The American Academy of Pediatrics (AAP) has issued a formal apology for repeatedly denying two Black doctors membership to the academy 80 years ago.

Drs. Alonzo deGrate Smith and Roland Boyd Scott, both Black pediatricians, applied to join the AAP in 1939, and they would find themselves repeatedly rejected and denied membership for a period of six years.

It wasn’t until 1945 that both doctors gained membership in the academy and became the first Black members of the professional association. The AAP issued a statement on Wednesday, apologizing for this past racist transgression.

“This apology is long overdue,” said AAP President Dr. Sally Goza, in the statement. “When they applied to AAP to become members, they faced a ‘shameful gauntlet to membership’ that lasted six years, through multiple meetings of the AAP Executive Committee,” the academy said.

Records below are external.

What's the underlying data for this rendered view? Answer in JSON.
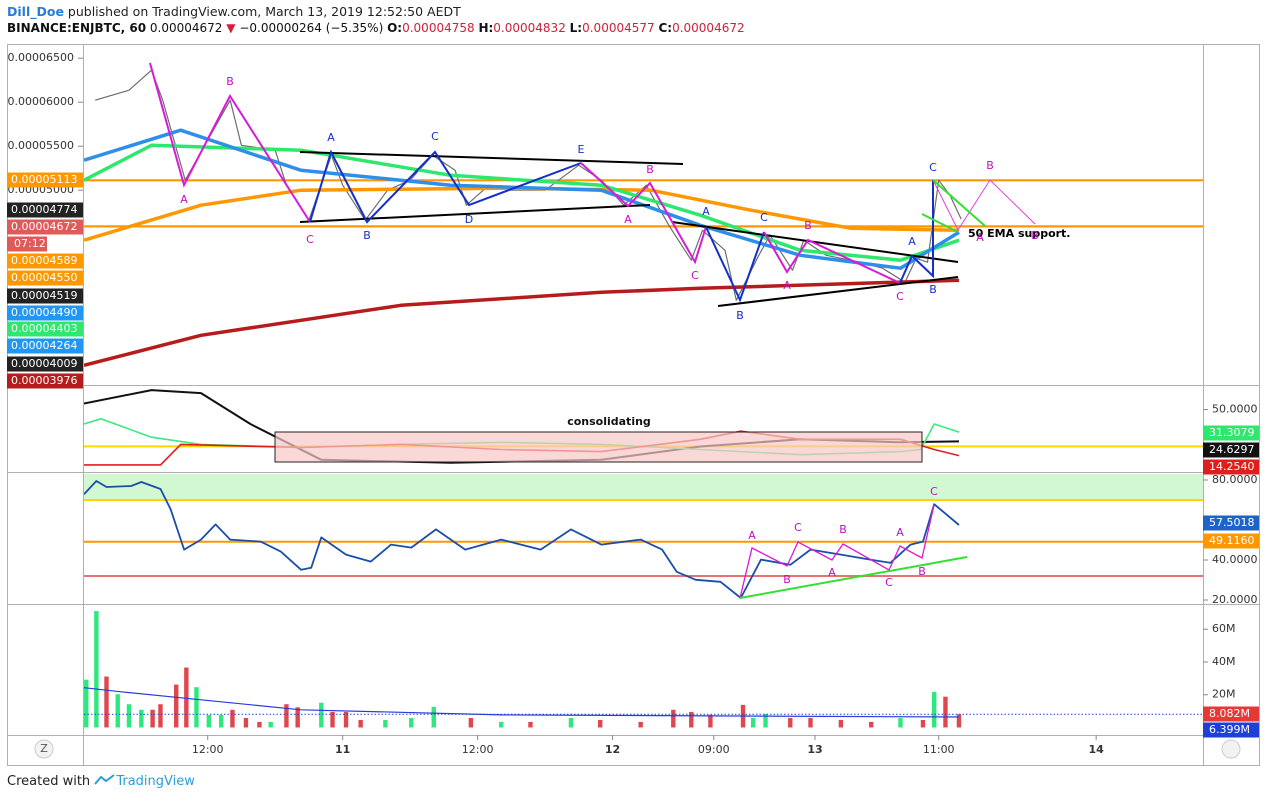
{
  "header": {
    "author": "Dill_Doe",
    "published": "published on TradingView.com, March 13, 2019 12:52:50 AEDT",
    "symbol": "BINANCE:ENJBTC, 60",
    "last": 4.672e-05,
    "arrow": "▼",
    "change": "−0.00000264 (−5.35%)",
    "ohlc": [
      {
        "label": "O:",
        "value": 4.758e-05
      },
      {
        "label": "H:",
        "value": 4.832e-05
      },
      {
        "label": "L:",
        "value": 4.577e-05
      },
      {
        "label": "C:",
        "value": 4.672e-05
      }
    ]
  },
  "footer": {
    "text": "Created with",
    "brand": "TradingView"
  },
  "axis_buttons": [
    "Z"
  ],
  "chart_data": [
    {
      "type": "line",
      "ylim": [
        2.81e-05,
        6.65e-05
      ],
      "yticks": [
        {
          "value": 6.5e-05,
          "label": "0.00006500"
        },
        {
          "value": 6e-05,
          "label": "0.00006000"
        },
        {
          "value": 5.5e-05,
          "label": "0.00005500"
        },
        {
          "value": 5e-05,
          "label": "0.00005000"
        }
      ],
      "series": [
        {
          "color": "#6d6d6d",
          "width": 1.2,
          "x": [
            1,
            4,
            6,
            7,
            9,
            11,
            13,
            14,
            17,
            18,
            20,
            22,
            23,
            25,
            27,
            29,
            31,
            33,
            34,
            36,
            38,
            41,
            44,
            46,
            48,
            50,
            52,
            54,
            55,
            57,
            58,
            60,
            61,
            63,
            64,
            66,
            69,
            71,
            73,
            74,
            75,
            76,
            77,
            78
          ],
          "values": [
            6.023e-05,
            6.136e-05,
            6.364e-05,
            6.023e-05,
            5.114e-05,
            5.568e-05,
            6.023e-05,
            5.511e-05,
            5.455e-05,
            5.057e-05,
            4.659e-05,
            5.398e-05,
            5.057e-05,
            4.659e-05,
            5e-05,
            5.114e-05,
            5.398e-05,
            5.227e-05,
            4.83e-05,
            5.057e-05,
            5e-05,
            5e-05,
            5.284e-05,
            5.114e-05,
            4.83e-05,
            5.057e-05,
            4.602e-05,
            4.205e-05,
            4.545e-05,
            4.318e-05,
            3.75e-05,
            4.261e-05,
            4.489e-05,
            4.091e-05,
            4.432e-05,
            4.261e-05,
            4.182e-05,
            4.114e-05,
            3.955e-05,
            4.227e-05,
            4.182e-05,
            5.114e-05,
            4.943e-05,
            4.672e-05
          ]
        },
        {
          "color": "#b71c1c",
          "width": 3.5,
          "x": [
            0,
            10.4,
            28.2,
            46,
            54.8,
            77.8
          ],
          "values": [
            3.011e-05,
            3.352e-05,
            3.693e-05,
            3.841e-05,
            3.886e-05,
            3.977e-05
          ]
        },
        {
          "color": "#ff9800",
          "width": 3.5,
          "x": [
            0,
            10.4,
            19.3,
            37.1,
            50.4,
            59.3,
            68.2,
            77.8
          ],
          "values": [
            4.432e-05,
            4.83e-05,
            5e-05,
            5.023e-05,
            5e-05,
            4.773e-05,
            4.568e-05,
            4.545e-05
          ]
        },
        {
          "color": "#2ee86e",
          "width": 3.5,
          "x": [
            0,
            6,
            19.3,
            32.6,
            46,
            54.8,
            63.7,
            72.6,
            77.8
          ],
          "values": [
            5.114e-05,
            5.511e-05,
            5.455e-05,
            5.17e-05,
            5.057e-05,
            4.716e-05,
            4.318e-05,
            4.205e-05,
            4.432e-05
          ]
        },
        {
          "color": "#2f8fe8",
          "width": 3.5,
          "x": [
            0,
            8.6,
            19.3,
            32.6,
            46,
            54.8,
            63.7,
            72.6,
            77.8
          ],
          "values": [
            5.341e-05,
            5.682e-05,
            5.227e-05,
            5.057e-05,
            5e-05,
            4.602e-05,
            4.261e-05,
            4.114e-05,
            4.523e-05
          ]
        }
      ],
      "hlines": [
        {
          "value": 5.113e-05,
          "color": "#ff9800"
        },
        {
          "value": 4.589e-05,
          "color": "#ff9800"
        }
      ],
      "tags": [
        5.113e-05,
        4.774e-05,
        4.672e-05,
        4.589e-05,
        {
          "value": 4.55e-05,
          "label": "0.00004550"
        },
        4.519e-05,
        {
          "value": 4.49e-05,
          "label": "0.00004490"
        },
        4.403e-05,
        4.264e-05,
        4.009e-05,
        3.976e-05
      ],
      "tag_colors": [
        "#ff9800",
        "#222222",
        "#e05a5a",
        "#ff9800",
        "#ff9800",
        "#222222",
        "#2196f3",
        "#2ee86e",
        "#2196f3",
        "#222222",
        "#b71c1c"
      ],
      "countdown": "07:12",
      "note": "50 EMA support.",
      "annotations": [
        "A",
        "B",
        "C",
        "A",
        "B",
        "C",
        "D",
        "E",
        "B",
        "A",
        "C",
        "A",
        "B",
        "C",
        "A",
        "B",
        "C",
        "A",
        "B",
        "C",
        "B",
        "A",
        "B"
      ]
    },
    {
      "type": "line",
      "ylim": [
        12.2,
        63.5
      ],
      "yticks": [
        {
          "value": 50,
          "label": "50.0000"
        }
      ],
      "series": [
        {
          "color": "#111111",
          "width": 2,
          "x": [
            0,
            6,
            10.4,
            14.8,
            21.1,
            32.6,
            46,
            54.8,
            63.7,
            72.6,
            77.8
          ],
          "values": [
            53.8,
            62.2,
            60.3,
            41,
            18.6,
            16.7,
            18.6,
            26.9,
            31.4,
            29.5,
            30.1
          ]
        },
        {
          "color": "#3ee882",
          "width": 1.6,
          "x": [
            0,
            1.5,
            6,
            10.4,
            19.3,
            28.2,
            37.1,
            46,
            54.8,
            63.7,
            72.6,
            74.4,
            75.6,
            77.8
          ],
          "values": [
            41,
            44.2,
            32.7,
            28.2,
            26.3,
            28.2,
            29.5,
            28.2,
            25,
            21.8,
            23.7,
            25,
            41,
            35.9
          ]
        },
        {
          "color": "#e01e1e",
          "width": 1.6,
          "x": [
            0,
            6.8,
            8.6,
            19.3,
            28.2,
            37.1,
            46,
            54.8,
            58.4,
            63.7,
            72.6,
            75.6,
            77.8
          ],
          "values": [
            15.4,
            15.4,
            28.2,
            26.3,
            28.2,
            25,
            23.7,
            31.4,
            36.5,
            31.4,
            31.4,
            25,
            21.2
          ]
        }
      ],
      "hlines": [
        {
          "value": 27,
          "color": "#ffd600"
        }
      ],
      "tags": [
        31.3079,
        24.6297,
        {
          "value": 14.254,
          "label": "14.2540"
        }
      ],
      "tag_colors": [
        "#2ee86e",
        "#111111",
        "#e01e1e"
      ],
      "annotations": [
        "consolidating"
      ]
    },
    {
      "type": "line",
      "ylim": [
        18.5,
        83
      ],
      "yticks": [
        {
          "value": 80,
          "label": "80.0000"
        },
        {
          "value": 40,
          "label": "40.0000"
        },
        {
          "value": 20,
          "label": "20.0000"
        }
      ],
      "series": [
        {
          "color": "#1a4fa8",
          "width": 1.8,
          "x": [
            0,
            1.1,
            2,
            4.2,
            5.1,
            6.8,
            7.7,
            8.9,
            10.4,
            11.7,
            13,
            15.7,
            17.5,
            19.3,
            20.2,
            21.1,
            23.3,
            25.5,
            27.3,
            29.1,
            31.3,
            33.9,
            37.1,
            40.6,
            43.3,
            46,
            49.5,
            51.4,
            52.7,
            54.4,
            56.6,
            58.4,
            60.2,
            62.8,
            64.6,
            67.3,
            69.9,
            71.7,
            73.5,
            74.6,
            75.6,
            77.8
          ],
          "values": [
            72.9,
            79.5,
            76.5,
            77,
            79,
            75.5,
            65.4,
            45.2,
            50.2,
            57.8,
            50.2,
            49.2,
            44.2,
            35.1,
            36.1,
            51.3,
            42.7,
            39.2,
            47.7,
            46.2,
            55.3,
            45.2,
            50.2,
            45.2,
            55.3,
            47.7,
            50.2,
            45.2,
            34.1,
            30.1,
            29.1,
            21,
            40.2,
            37.6,
            45.2,
            42.7,
            40.2,
            38.6,
            47.7,
            49.2,
            67.9,
            57.5
          ]
        }
      ],
      "hlines": [
        {
          "value": 70,
          "color": "#ffd600"
        },
        {
          "value": 49.116,
          "color": "#ff9800"
        },
        {
          "value": 32,
          "color": "#e57373"
        }
      ],
      "tags": [
        57.5018,
        {
          "value": 49.116,
          "label": "49.1160"
        }
      ],
      "tag_colors": [
        "#1e63c8",
        "#ff9800"
      ],
      "annotations": [
        "A",
        "B",
        "C",
        "A",
        "B",
        "C",
        "A",
        "B",
        "C"
      ]
    },
    {
      "type": "bar",
      "xlim": [
        0,
        99.5
      ],
      "xticks": [
        {
          "value": 11,
          "label": "12:00"
        },
        {
          "value": 23,
          "label": "11"
        },
        {
          "value": 35,
          "label": "12:00"
        },
        {
          "value": 47,
          "label": "12"
        },
        {
          "value": 56,
          "label": "09:00"
        },
        {
          "value": 65,
          "label": "13"
        },
        {
          "value": 76,
          "label": "11:00"
        },
        {
          "value": 90,
          "label": "14"
        }
      ],
      "ylim": [
        -4.6,
        74.2
      ],
      "yticks": [
        {
          "value": 20,
          "label": "20M"
        },
        {
          "value": 40,
          "label": "40M"
        },
        {
          "value": 60,
          "label": "60M"
        }
      ],
      "series": [
        {
          "color": "#2ee87e",
          "x": [
            0.2,
            1.1,
            3,
            4,
            5.1,
            10,
            11.1,
            12.2,
            16.6,
            21.1,
            26.8,
            29.1,
            31.1,
            37.1,
            43.3,
            59.5,
            60.6,
            72.6,
            75.6
          ],
          "values": [
            29.2,
            71.1,
            20.3,
            14.2,
            10.8,
            24.6,
            7.7,
            7.7,
            3.4,
            15.1,
            4.6,
            5.8,
            12.6,
            3.4,
            5.8,
            5.8,
            8.3,
            5.8,
            21.8
          ]
        },
        {
          "color": "#e0474c",
          "x": [
            2,
            6.1,
            6.8,
            8.2,
            9.1,
            13.2,
            14.4,
            15.6,
            18,
            19,
            22.1,
            23.3,
            24.6,
            34.4,
            39.7,
            45.9,
            49.5,
            52.4,
            54,
            55.7,
            58.6,
            62.8,
            64.6,
            67.3,
            70,
            74.6,
            76.6,
            77.8
          ],
          "values": [
            31.1,
            10.8,
            14.2,
            26.2,
            36.6,
            10.8,
            5.8,
            3.4,
            14.2,
            12.3,
            9.5,
            9.5,
            4.6,
            5.8,
            3.4,
            4.6,
            3.4,
            10.8,
            9.5,
            7.7,
            13.8,
            5.8,
            5.8,
            4.6,
            3.4,
            4.6,
            18.8,
            8.1
          ]
        }
      ],
      "ma": {
        "color": "#2a3bd8",
        "x": [
          0,
          3.3,
          10.4,
          19.3,
          37.1,
          77.8
        ],
        "values": [
          24.3,
          21.8,
          16.9,
          10.8,
          7.7,
          6.399
        ]
      },
      "tags": [
        {
          "value": 8.082,
          "label": "8.082M"
        },
        {
          "value": 6.399,
          "label": "6.399M"
        }
      ],
      "tag_colors": [
        "#e53935",
        "#1e40d8"
      ]
    }
  ]
}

Dr. Roland B. Scott passed away in 2002, and Dr. Alonzo Smith dies in 1970. They each practiced in Washington D.C., and were clinicians and faculty members at Howard University. The men were accepted into the academy only after state chairpersons were consulted about their perspectives on allowing Black doctors into the association. Scott would go on to become a leading researcher in sickle cell anemia in the United States.

In the statement, the AAP also acknowledged that Drs. Scott and Dr. Smith struggled against systemic racism throughout their careers, and were denied acceptance to the American Medical Association, which maintained a segregated chapter in Washington at the time. In addition, the physicians did not have admitting privileges at hospitals.

“The AAP is celebrating our 90th anniversary this year — and we have accomplished a lot of good things for children,” Goza said. “But we must also acknowledge where we have failed to live up to our ideals. That is the only way we can work together to build a better future.”

The official statement will be published in the September issue of the Pediatrics journal.